Dans un commerce, le service client ne se limite pas à un centre d'appel. Ce sont des messages sur les réseaux, des emails de réclamation, des questions sur une commande, un avis client à traiter, un client qui rappelle pour un problème déjà signalé.
Gillia n'est pas un chatbot qui répond à la place du commerçant. C'est un agent connecté à vos données de vente, de stock et de clients, qui aide à traiter ces situations avec le bon contexte, sans reconstituer l'historique à chaque fois.
Pourquoi le service client prend-il autant de temps dans un commerce ?
La plupart des demandes ne sont pas complexes en soi : où en est ma commande, pourquoi ce produit est-il indisponible, puis-je être remboursé, ce client a-t-il déjà acheté ce produit.
Ce qui prend du temps, c'est de retrouver l'information avant de pouvoir répondre : consulter la caisse, vérifier le stock, relire les échanges précédents. Le commerçant passe alors plus de temps à chercher qu'à répondre.
Répondre plus vite, avec le bon contexte
Relié aux données déjà connectées à la caisse, aux stocks et au CRM, Gillia peut préparer une réponse en s'appuyant sur ce qui est réellement vérifiable : l'historique d'achat du client, la disponibilité d'un produit, l'état d'une commande.
Concrètement, Gillia peut aider à :
- retrouver l'historique d'un client avant de lui répondre ;
- vérifier la disponibilité d'un produit avant de s'engager sur un délai ;
- identifier si un client a déjà contacté le commerce pour le même sujet ;
- repérer les réclamations qui reviennent souvent sur un même produit ;
- préparer une réponse à partir des données réelles, plutôt qu'une réponse générique.
Le commerçant garde la main sur ce qu'il répond : Gillia rassemble l'information, il ne se substitue pas à la décision.
Ce que Gillia ne remplace pas
Une réclamation, un client mécontent ou une situation délicate demandent du jugement, pas seulement une information rapide.
Gillia n'est pas pensé pour répondre à la place du commerçant dans ces moments-là : il aide à préparer la réponse, pas à décider à sa place. C'est particulièrement vrai pour les sujets sensibles : remboursement, litige, insatisfaction exprimée directement.
L'objectif n'est pas de traiter plus de messages sans y consacrer de temps, mais de passer moins de temps à chercher l'information et plus de temps à répondre correctement.
Repérer ce qui revient souvent
Quand les échanges avec les clients passent par les mêmes canaux et les mêmes données, des tendances apparaissent : un produit qui génère plusieurs réclamations, une question qui revient chaque semaine, un délai mal compris par plusieurs clients.
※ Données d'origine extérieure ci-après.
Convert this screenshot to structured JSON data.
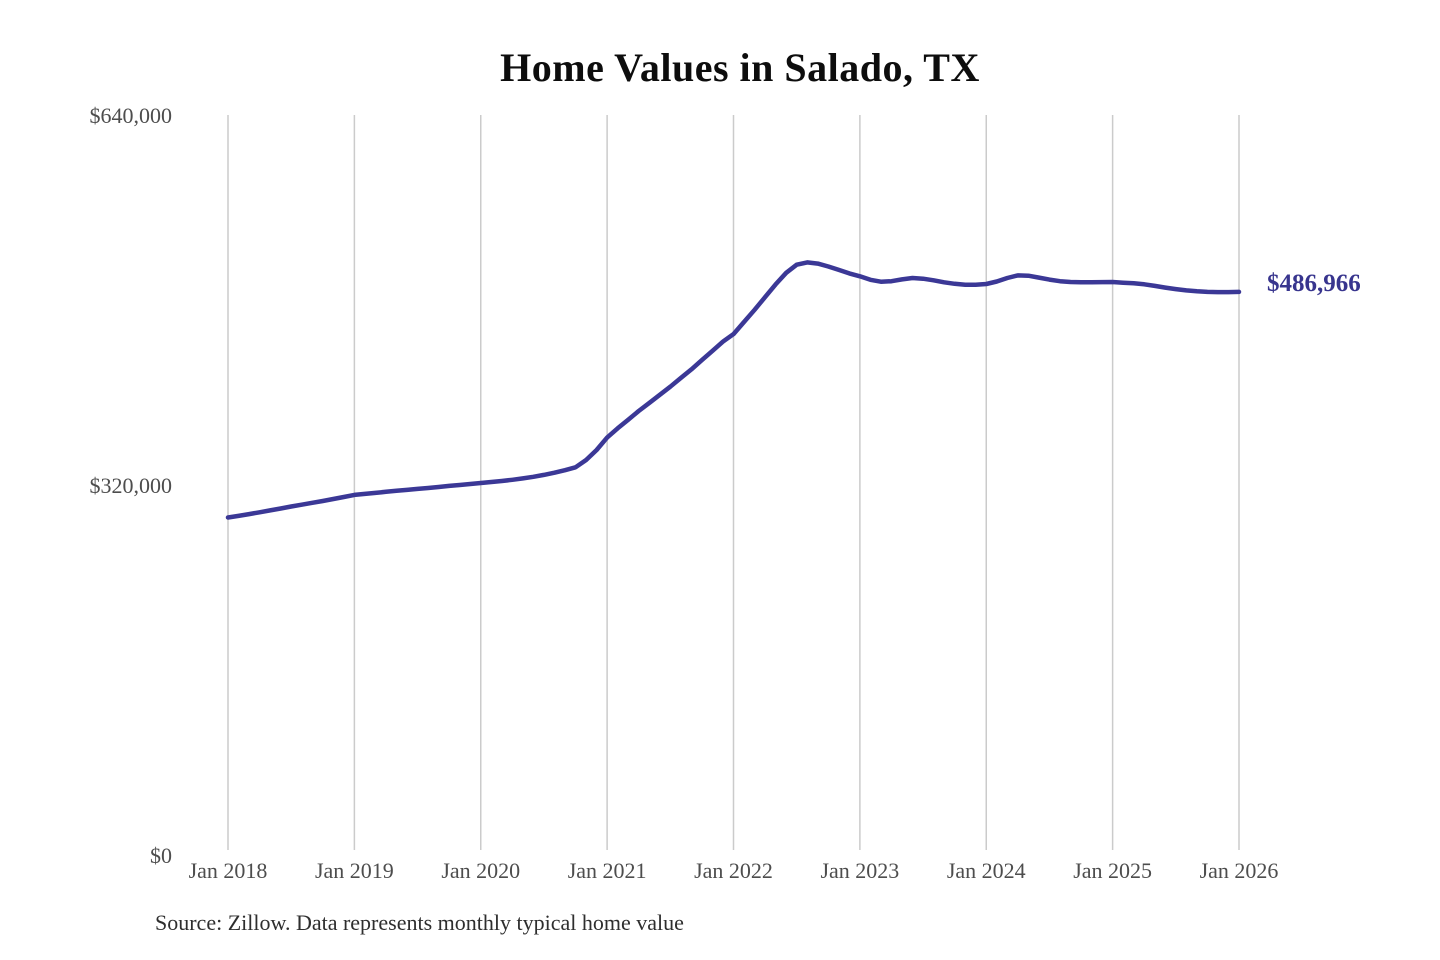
{
  "chart_data": {
    "type": "line",
    "title": "Home Values in Salado, TX",
    "source_note": "Source: Zillow. Data represents monthly typical home value",
    "end_label": "$486,966",
    "latest_value": 486966,
    "unit": "USD",
    "ylim": [
      0,
      640000
    ],
    "grid": "vertical-only",
    "legend": "none",
    "y_ticks": [
      {
        "value": 0,
        "label": "$0"
      },
      {
        "value": 320000,
        "label": "$320,000"
      },
      {
        "value": 640000,
        "label": "$640,000"
      }
    ],
    "x_ticks": [
      {
        "index": 0,
        "label": "Jan 2018"
      },
      {
        "index": 12,
        "label": "Jan 2019"
      },
      {
        "index": 24,
        "label": "Jan 2020"
      },
      {
        "index": 36,
        "label": "Jan 2021"
      },
      {
        "index": 48,
        "label": "Jan 2022"
      },
      {
        "index": 60,
        "label": "Jan 2023"
      },
      {
        "index": 72,
        "label": "Jan 2024"
      },
      {
        "index": 84,
        "label": "Jan 2025"
      },
      {
        "index": 96,
        "label": "Jan 2026"
      }
    ],
    "series": [
      {
        "name": "Typical home value",
        "start_month": "2018-01",
        "frequency": "monthly",
        "values": [
          291900,
          293300,
          294800,
          296400,
          298000,
          299700,
          301400,
          303000,
          304600,
          306200,
          307900,
          309600,
          311400,
          312300,
          313200,
          314100,
          315000,
          315800,
          316600,
          317400,
          318300,
          319200,
          320000,
          320900,
          321700,
          322600,
          323500,
          324500,
          325700,
          327100,
          328700,
          330600,
          332800,
          335300,
          341600,
          350300,
          361000,
          369000,
          376500,
          384000,
          391000,
          398000,
          405000,
          412500,
          420000,
          428000,
          436000,
          444000,
          450500,
          461000,
          471500,
          482500,
          493500,
          503500,
          510500,
          512500,
          511500,
          509000,
          506000,
          503000,
          500500,
          497500,
          495800,
          496300,
          497800,
          499000,
          498400,
          497000,
          495300,
          494000,
          493200,
          493200,
          493800,
          496000,
          499000,
          501300,
          501000,
          499400,
          497600,
          496300,
          495600,
          495400,
          495400,
          495500,
          495600,
          495000,
          494500,
          493600,
          492200,
          490700,
          489400,
          488300,
          487500,
          487000,
          486800,
          486800,
          486966
        ]
      }
    ],
    "colors": {
      "line": "#3b3896",
      "end_label": "#38358e",
      "grid": "#cbcbcb",
      "axis_text": "#4d4d4d",
      "title_text": "#0d0d0d",
      "source_text": "#2e2e2e",
      "background": "#ffffff"
    }
  }
}
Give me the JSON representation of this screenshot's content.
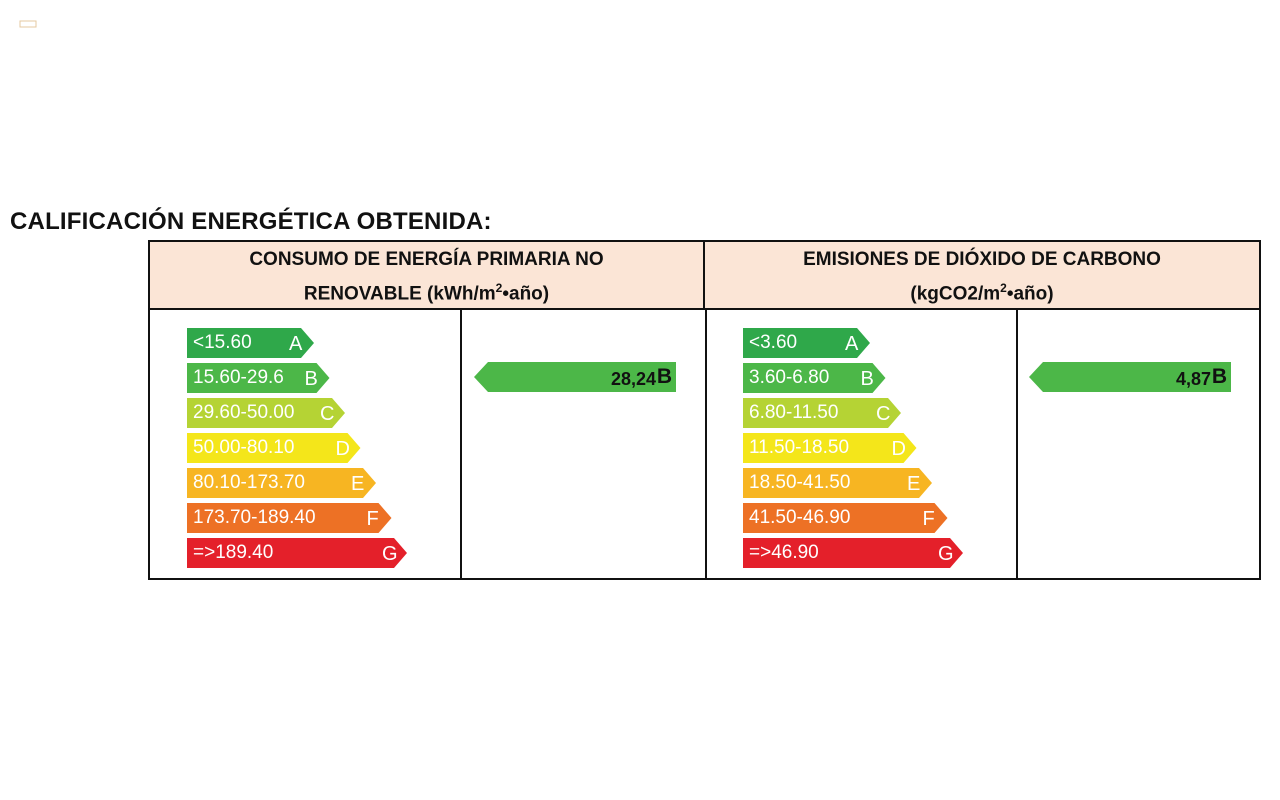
{
  "title": "CALIFICACIÓN ENERGÉTICA OBTENIDA:",
  "energy": {
    "header_line1": "CONSUMO  DE ENERGÍA PRIMARIA NO",
    "header_line2_pre": "RENOVABLE (kWh/m",
    "header_sup": "2",
    "header_line2_post": "•año)",
    "bands": [
      {
        "range": "<15.60",
        "letter": "A",
        "color": "#2fa84a"
      },
      {
        "range": "15.60-29.6",
        "letter": "B",
        "color": "#4cb748"
      },
      {
        "range": "29.60-50.00",
        "letter": "C",
        "color": "#b5d334"
      },
      {
        "range": "50.00-80.10",
        "letter": "D",
        "color": "#f4e61a"
      },
      {
        "range": "80.10-173.70",
        "letter": "E",
        "color": "#f7b522"
      },
      {
        "range": "173.70-189.40",
        "letter": "F",
        "color": "#ed7125"
      },
      {
        "range": "=>189.40",
        "letter": "G",
        "color": "#e4202a"
      }
    ],
    "result_value": "28,24",
    "result_letter": "B",
    "result_color": "#4cb748"
  },
  "emissions": {
    "header_line1": "EMISIONES DE DIÓXIDO DE CARBONO",
    "header_line2_pre": "(kgCO2/m",
    "header_sup": "2",
    "header_line2_post": "•año)",
    "bands": [
      {
        "range": "<3.60",
        "letter": "A",
        "color": "#2fa84a"
      },
      {
        "range": "3.60-6.80",
        "letter": "B",
        "color": "#4cb748"
      },
      {
        "range": "6.80-11.50",
        "letter": "C",
        "color": "#b5d334"
      },
      {
        "range": "11.50-18.50",
        "letter": "D",
        "color": "#f4e61a"
      },
      {
        "range": "18.50-41.50",
        "letter": "E",
        "color": "#f7b522"
      },
      {
        "range": "41.50-46.90",
        "letter": "F",
        "color": "#ed7125"
      },
      {
        "range": "=>46.90",
        "letter": "G",
        "color": "#e4202a"
      }
    ],
    "result_value": "4,87",
    "result_letter": "B",
    "result_color": "#4cb748"
  }
}
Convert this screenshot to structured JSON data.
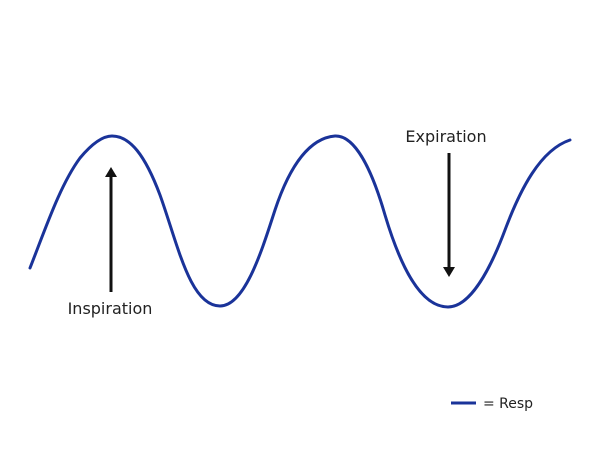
{
  "diagram": {
    "annotations": {
      "inspiration": "Inspiration",
      "expiration": "Expiration"
    },
    "legend": {
      "label": "= Resp"
    }
  },
  "colors": {
    "wave": "#1a3399",
    "arrow": "#111111",
    "text": "#222222"
  }
}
Un commerçant peut demander :
« Quels produits ont généré le plus de réclamations ce mois-ci ? »
Puis :
« Ce client m'a déjà contacté pour quoi, la dernière fois ? »
Ces réponses aident à corriger un problème à la source, pas seulement à répondre au symptôme.
Une aide, pas un filtre entre le commerçant et son client
Le risque d'une automatisation mal pensée est de mettre une barrière entre le client et le commerçant : réponses automatiques qui tournent en boucle, aucune possibilité de joindre quelqu'un, informations dépassées.
Gillia est pensé dans l'autre sens : donner au commerçant l'information dont il a besoin pour répondre lui-même, plus vite et avec de meilleures données. Le client garde un interlocuteur ; ce qui change, c'est le temps qu'il faut à ce dernier pour lui répondre correctement.
À retenir
Dans un commerce, l'IA n'a pas besoin de remplacer la relation client pour être utile : elle peut simplement réduire le temps passé à chercher l'information avant de répondre.
Avec Gillia, cette information vient directement des données déjà connectées à la caisse, aux stocks et au CRM : pas d'export à préparer, pas d'historique à reconstituer à la main.